Pinkert noted the impact this project could have for the students who don’t always see themselves well-represented in STEM fields.
“We know that students benefit from ‘seeing’ themselves in their potential career fields, but we don’t know the extent to which ‘seeing’ one’s self includes being able to identify your own values within your discipline’s codes. This project will help us examine that,” Pinkert says.
The team will begin surveying students this semester. The $599,301 grant will enable the researchers to follow students for five years and measure the impacts of strategies such as workshops on the articulation and negotiation of value conflicts.

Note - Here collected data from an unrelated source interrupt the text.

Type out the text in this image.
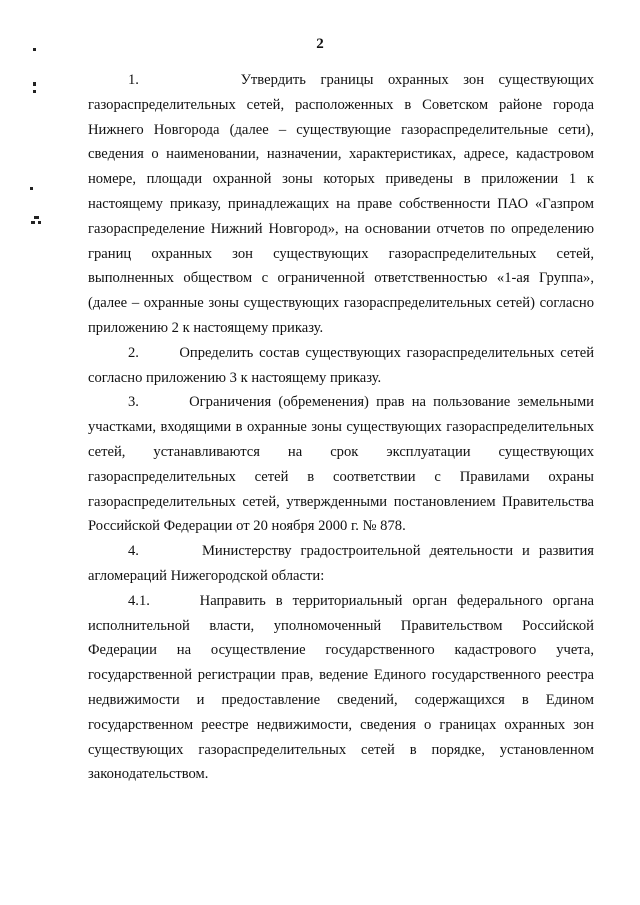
2

1.	Утвердить границы охранных зон существующих газораспределительных сетей, расположенных в Советском районе города Нижнего Новгорода (далее – существующие газораспределительные сети), сведения о наименовании, назначении, характеристиках, адресе, кадастровом номере, площади охранной зоны которых приведены в приложении 1 к настоящему приказу, принадлежащих на праве собственности ПАО «Газпром газораспределение Нижний Новгород», на основании отчетов по определению границ охранных зон существующих газораспределительных сетей, выполненных обществом с ограниченной ответственностью «1-ая Группа», (далее – охранные зоны существующих газораспределительных сетей) согласно приложению 2 к настоящему приказу.

2.	Определить состав существующих газораспределительных сетей согласно приложению 3 к настоящему приказу.

3.	Ограничения (обременения) прав на пользование земельными участками, входящими в охранные зоны существующих газораспределительных сетей, устанавливаются на срок эксплуатации существующих газораспределительных сетей в соответствии с Правилами охраны газораспределительных сетей, утвержденными постановлением Правительства Российской Федерации от 20 ноября 2000 г. № 878.

4.	Министерству градостроительной деятельности и развития агломераций Нижегородской области:

4.1.	Направить в территориальный орган федерального органа исполнительной власти, уполномоченный Правительством Российской Федерации на осуществление государственного кадастрового учета, государственной регистрации прав, ведение Единого государственного реестра недвижимости и предоставление сведений, содержащихся в Едином государственном реестре недвижимости, сведения о границах охранных зон существующих газораспределительных сетей в порядке, установленном законодательством.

“It’s about reshaping the culture of UCF from students up through faculty and administrators to have a growing focus on the complicated roles values play in shaping the way we make decisions,” Beever says. “Our project explores a way to help students look at the values that guide their own paths into and through their disciplines, and then at the roles values may play in shaping disciplinary enculturation writ large.”
Once the project is complete, the team hopes to have a positive impact nationwide.
“We think UCF, given its size and momentum, has the potential not only to shift but to lead a broader transformation of peer institutions,” Beever says. “By partnering leadership with faculty, and emphasizing the student experience, we are working to bring everyone together to strengthen UCF’s internal culture and, as a result, its regional and national impact.”